On Thursday 29 May 2003 10:21 am, Garett Shulman wrote:
> Michael, thanks a lot for your suggestion. Do you have any ideas how I
> can find out which files/directories need to be on the ramdisk? -Garett

I guess the best way is to use find.  As find to find all files that have 
changed since you last rebooted.  That will give you a good start.

Mostly, the /var/ directory and all it contains is all that changes.  Be 
sure to rotate your logs quickly in /var/log cause you don't want to fill 
up ram with your logs.  Configure mail to not be received on the system.  
Most linux installs send mail that you might not expect.
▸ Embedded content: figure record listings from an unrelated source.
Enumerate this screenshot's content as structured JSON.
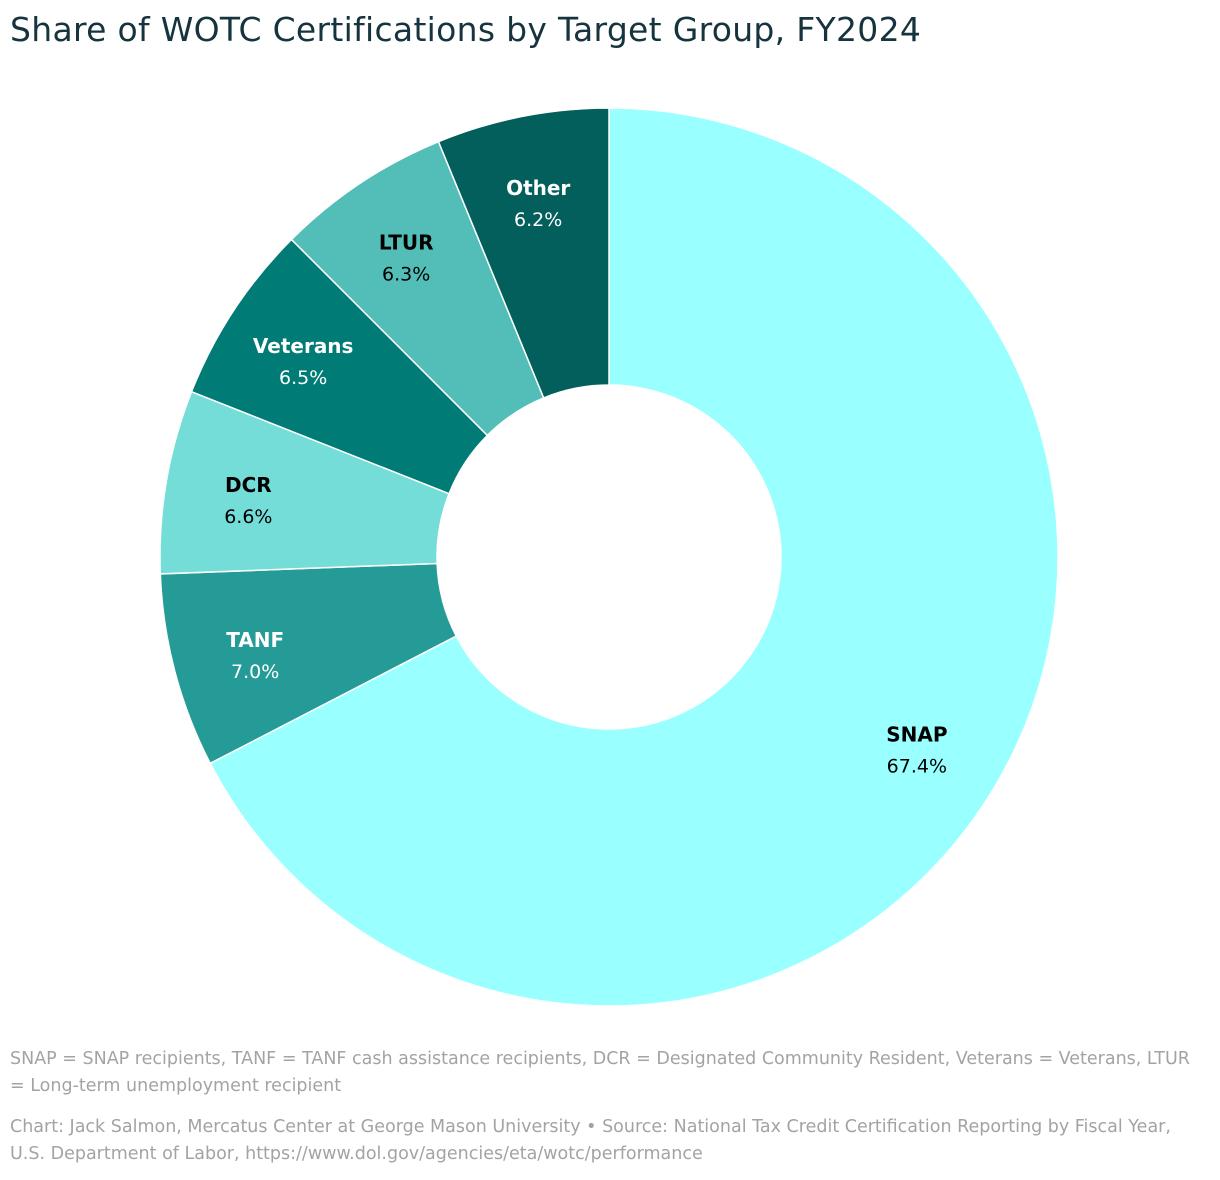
{
  "chart_data": {
    "type": "pie",
    "title": "Share of WOTC Certifications by Target Group, FY2024",
    "donut": true,
    "slices": [
      {
        "label": "SNAP",
        "value": 67.4,
        "value_label": "67.4%",
        "color": "#99ffff",
        "text_color": "#000000"
      },
      {
        "label": "TANF",
        "value": 7.0,
        "value_label": "7.0%",
        "color": "#259b97",
        "text_color": "#ffffff"
      },
      {
        "label": "DCR",
        "value": 6.6,
        "value_label": "6.6%",
        "color": "#74ddd8",
        "text_color": "#000000"
      },
      {
        "label": "Veterans",
        "value": 6.5,
        "value_label": "6.5%",
        "color": "#007b75",
        "text_color": "#ffffff"
      },
      {
        "label": "LTUR",
        "value": 6.3,
        "value_label": "6.3%",
        "color": "#52beb7",
        "text_color": "#000000"
      },
      {
        "label": "Other",
        "value": 6.2,
        "value_label": "6.2%",
        "color": "#025f5c",
        "text_color": "#ffffff"
      }
    ]
  },
  "notes": "SNAP = SNAP recipients, TANF = TANF cash assistance recipients, DCR = Designated Community Resident, Veterans = Veterans, LTUR = Long-term unemployment recipient",
  "credit": "Chart: Jack Salmon, Mercatus Center at George Mason University • Source: National Tax Credit Certification Reporting by Fiscal Year, U.S. Department of Labor, https://www.dol.gov/agencies/eta/wotc/performance"
}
A few programs will write to files in /etc.  ntp and mrtg are two that I 
know of.

If you run a shell in interactive mode it will try to write a history file.  
I don't know how it behaves if it can't write it.  You can probably turn 
that off, anyway.

I suggest that you make the obvious changes, then watch your logs carefully 
for any error messages.  Fix them and try again.  That was my solution, as 
I recall.

Michael

> Michael D. Hirsch wrote:
> >On Thursday 29 May 2003 06:53 am, Garett Shulman wrote:
> >>Hello Everybody, I have a progear tablet pc running linux. I use it
> >> more or less as a very cool X display. I don't really run any apps on
> >> the progear itself. The ram is never more than half full and the swap
> >> is never more than 0. However, the HD spins up and down every minute.
> >> I have tried noflushd. no luck.
> >
> >Have you tried adding "noatime" to the mount options?  This could help
> >quite a bit.
> >
> >>I would like to just unmount the hard
> >>drive and let linux exist completely in memory. Does anybody have any
> >>suggestions or know of any documents I might check out? Thanks a lot.
> >
> >I haven't quite done this, but something almost as good.  I once fixed
> > up a laptop so that all dirves were mounted read-only.  This was
> > before Linux had any journalling filesystems and I wanted to be able
> > to turn the power off without long fsck times on restart.
> >
> >You need to make yourself a ramdisk and copy a few files/directories to
> > it. Any file that changes needs to be on the ramdisk.  Symlinks are
> > your friend.
> >
> >Once you get it working, nothing will ever change on the disk, so the
> > drive will only spin up when you need something from it.